Section 50B, added Pub. L. 92–178, title VI, §601(b), Dec. 10, 1971, 85 Stat. 556; amended Pub. L. 94–12, title III, §302(c)(4), title IV, §401(a)(3)–(5), Mar. 29, 1975, 89 Stat. 44, 46; Pub. L. 94–401, §4(b), Sept. 7, 1976, 90 Stat. 1218; Pub. L. 94–455, title XIX, §1906(b)(13)(A), title XXI, §2107(a)(4), (d)–(f), Oct. 4, 1976, 90 Stat. 1834, 1903, 1904; Pub. L. 95–171, §1(e), Nov. 12, 1977, 91 Stat. 1353; Pub. L. 95–600, title III, §322(d), Nov. 6, 1978, 92 Stat. 2837; Pub. L. 96–178, §§3(a)(1), (3), 6(c)(2), (3), Jan. 2, 1980, 93 Stat. 1295, 1298; Pub. L. 96–222, title I, §103(a)(5), (7)(C), (D)(ii), (iii), Apr. 1, 1980, 94 Stat. 209, 211; Pub. L. 96–272, title II, §208(b)(1), (2), June 17, 1980, 94 Stat. 526, 527; Pub. L. 97–34, title II, §261(b)(2)(B)(i), Aug. 13, 1981, 95 Stat. 261; Pub. L. 97–354, §5(a)(10), Oct. 19, 1982, 96 Stat. 1693; Pub. L. 101–239, title VII, §7644, Dec. 19, 1989, 103 Stat. 2381, provided for the definition of terms related to the expenses of work incentive programs, limitations on such expenses, and special rules to be applied in connection with the computation of the credit.

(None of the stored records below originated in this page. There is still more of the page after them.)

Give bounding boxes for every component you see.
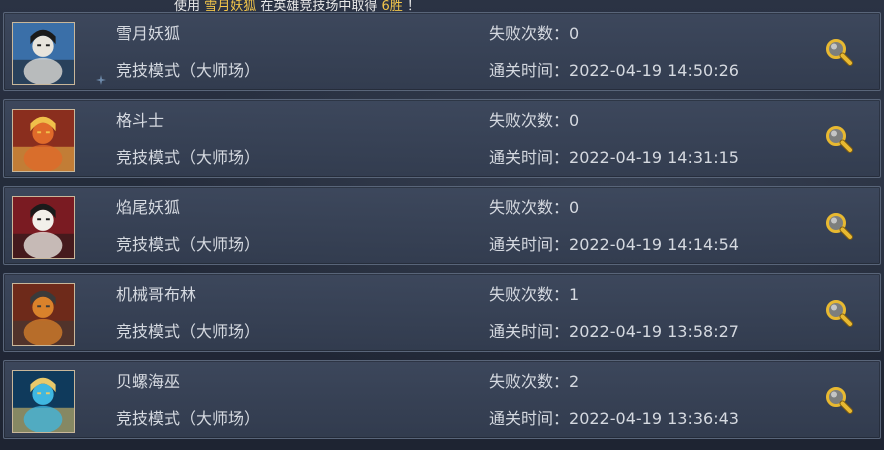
fail-count: 失败次数：0 xyxy=(489,24,579,44)
clear-time: 通关时间：2022-04-19 14:31:15 xyxy=(489,148,739,168)
mode-label: 竞技模式（大师场） xyxy=(116,322,261,341)
time-value: 2022-04-19 14:14:54 xyxy=(569,235,739,254)
record-row: 焰尾妖狐 竞技模式（大师场） 失败次数：0 通关时间：2022-04-19 14… xyxy=(3,186,881,265)
time-value: 2022-04-19 13:58:27 xyxy=(569,322,739,341)
fail-label: 失败次数： xyxy=(489,372,570,391)
fighter-avatar-icon xyxy=(12,109,75,172)
magnifier-icon[interactable] xyxy=(823,297,855,329)
magnifier-icon[interactable] xyxy=(823,384,855,416)
fail-value: 2 xyxy=(569,372,580,391)
flame-fox-avatar-icon xyxy=(12,196,75,259)
clear-time: 通关时间：2022-04-19 13:58:27 xyxy=(489,322,739,342)
sparkle-icon xyxy=(96,70,106,85)
fail-label: 失败次数： xyxy=(489,198,570,217)
record-row: 雪月妖狐 竞技模式（大师场） 失败次数：0 通关时间：2022-04-19 14… xyxy=(3,12,881,91)
record-row: 贝螺海巫 竞技模式（大师场） 失败次数：2 通关时间：2022-04-19 13… xyxy=(3,360,881,439)
record-row: 机械哥布林 竞技模式（大师场） 失败次数：1 通关时间：2022-04-19 1… xyxy=(3,273,881,352)
snow-fox-avatar-icon xyxy=(12,22,75,85)
clear-time: 通关时间：2022-04-19 14:14:54 xyxy=(489,235,739,255)
fail-value: 0 xyxy=(569,111,580,130)
fail-label: 失败次数： xyxy=(489,111,570,130)
fail-label: 失败次数： xyxy=(489,285,570,304)
time-label: 通关时间： xyxy=(489,322,570,341)
mode-label: 竞技模式（大师场） xyxy=(116,235,261,254)
time-value: 2022-04-19 13:36:43 xyxy=(569,409,739,428)
records-panel: 使用 雪月妖狐 在英雄竞技场中取得 6胜 ！ 雪月妖狐 竞技模式（大师场） 失败… xyxy=(0,0,884,450)
magnifier-icon[interactable] xyxy=(823,123,855,155)
mode-label: 竞技模式（大师场） xyxy=(116,148,261,167)
time-label: 通关时间： xyxy=(489,148,570,167)
magnifier-icon[interactable] xyxy=(823,36,855,68)
fail-value: 0 xyxy=(569,198,580,217)
magnifier-icon[interactable] xyxy=(823,210,855,242)
time-label: 通关时间： xyxy=(489,61,570,80)
fail-value: 1 xyxy=(569,285,580,304)
fail-count: 失败次数：0 xyxy=(489,198,579,218)
fail-count: 失败次数：1 xyxy=(489,285,579,305)
mode-label: 竞技模式（大师场） xyxy=(116,409,261,428)
sea-witch-avatar-icon xyxy=(12,370,75,433)
fail-count: 失败次数：2 xyxy=(489,372,579,392)
fail-value: 0 xyxy=(569,24,580,43)
time-value: 2022-04-19 14:31:15 xyxy=(569,148,739,167)
mech-goblin-avatar-icon xyxy=(12,283,75,346)
time-label: 通关时间： xyxy=(489,235,570,254)
clear-time: 通关时间：2022-04-19 14:50:26 xyxy=(489,61,739,81)
time-value: 2022-04-19 14:50:26 xyxy=(569,61,739,80)
hero-name: 雪月妖狐 xyxy=(116,24,181,43)
record-row: 格斗士 竞技模式（大师场） 失败次数：0 通关时间：2022-04-19 14:… xyxy=(3,99,881,178)
hero-name: 贝螺海巫 xyxy=(116,372,181,391)
fail-label: 失败次数： xyxy=(489,24,570,43)
mode-label: 竞技模式（大师场） xyxy=(116,61,261,80)
hero-name: 焰尾妖狐 xyxy=(116,198,181,217)
time-label: 通关时间： xyxy=(489,409,570,428)
clear-time: 通关时间：2022-04-19 13:36:43 xyxy=(489,409,739,429)
hero-name: 机械哥布林 xyxy=(116,285,197,304)
fail-count: 失败次数：0 xyxy=(489,111,579,131)
hero-name: 格斗士 xyxy=(116,111,165,130)
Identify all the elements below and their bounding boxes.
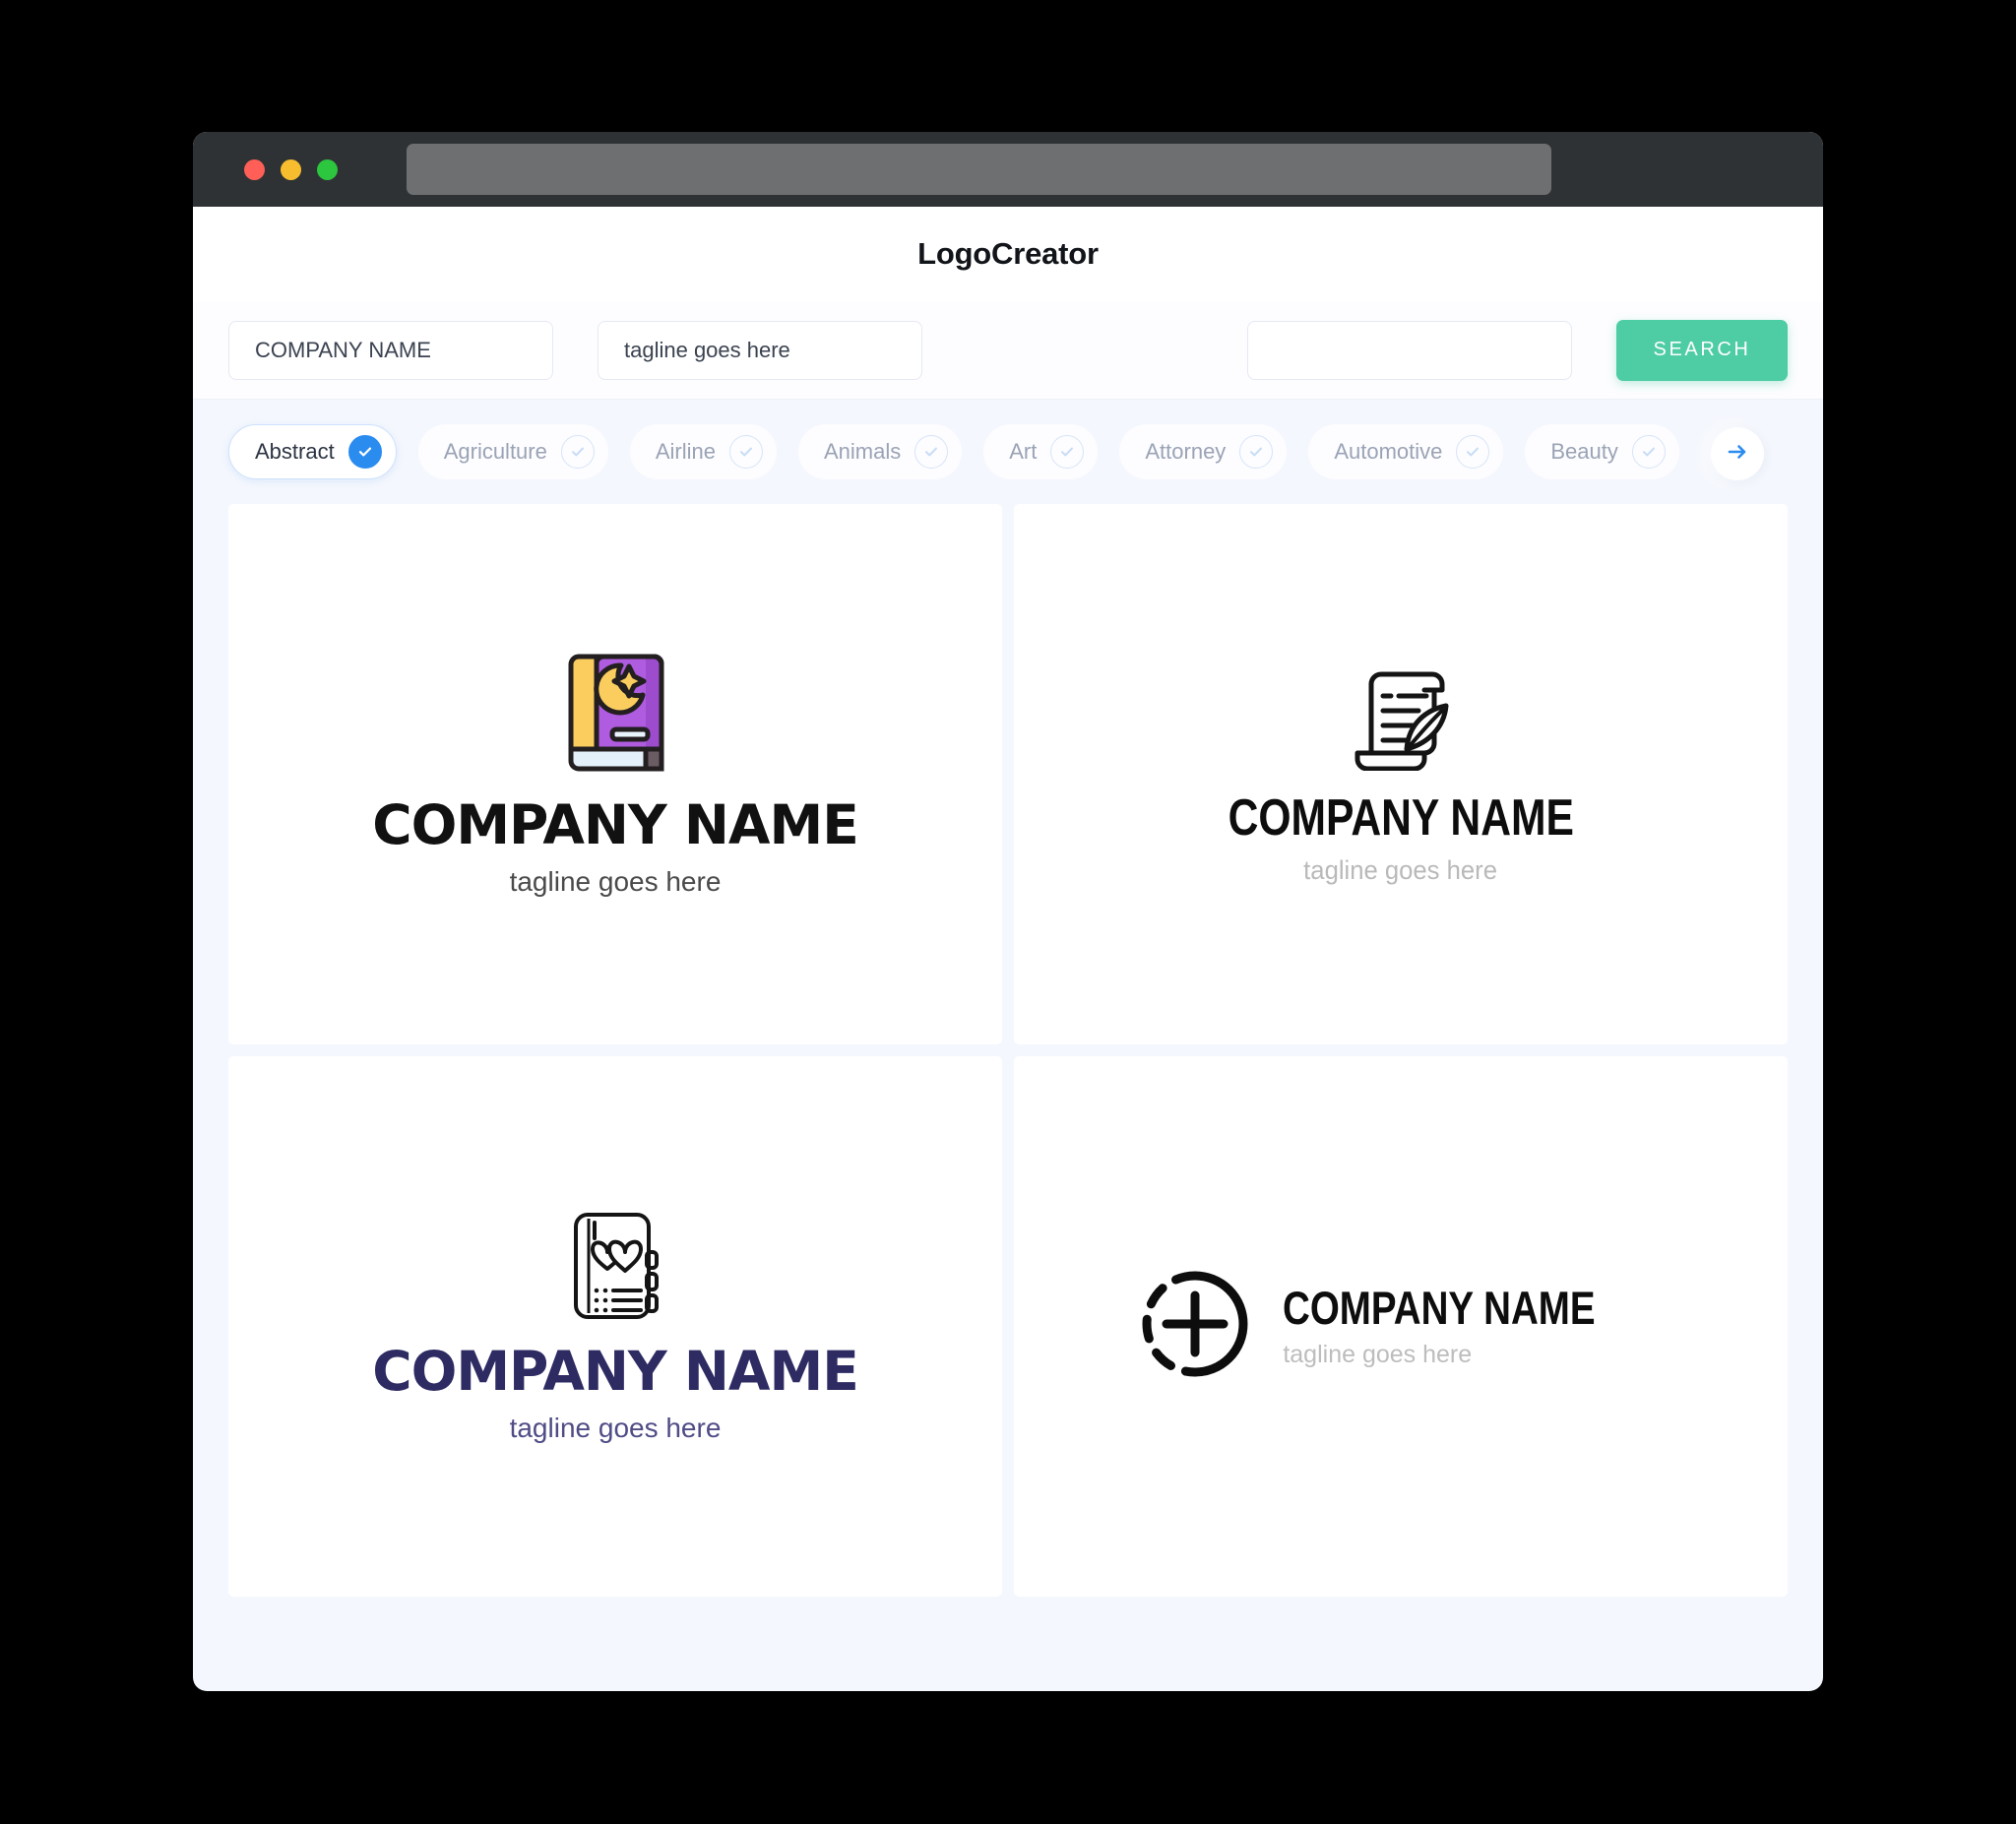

Subsequent to repeal, Pub. L. 101–239, title VII, §7644(a), Dec. 19, 1989, 103 Stat. 2381, provided that:

"(a) In General.—So much of subparagraph (A) of section 50B(h)(1) of the Internal Revenue Code of 1954 (as in effect for taxable years beginning before January 1, 1982) as precedes clause (i) thereof is amended to read as follows:

" '(A) who has been certified (or for whom a written request for certification has been made) on or before the day the individual began work for the taxpayer by the Secretary of Labor or by the appropriate agency of State or local government as—'.

"(b) Effective Date.—The amendment made by subsection (a) shall apply for purposes of credits first claimed after March 11, 1987."


Statutory Notes and Related Subsidiaries

Effective Date of Repeal

Repeal applicable to taxable years beginning after Dec. 31, 1983, and to carrybacks from such years, see section 475(a) of Pub. L. 98–369, set out as an Effective Date of 1984 Amendment note under section 21 of this title.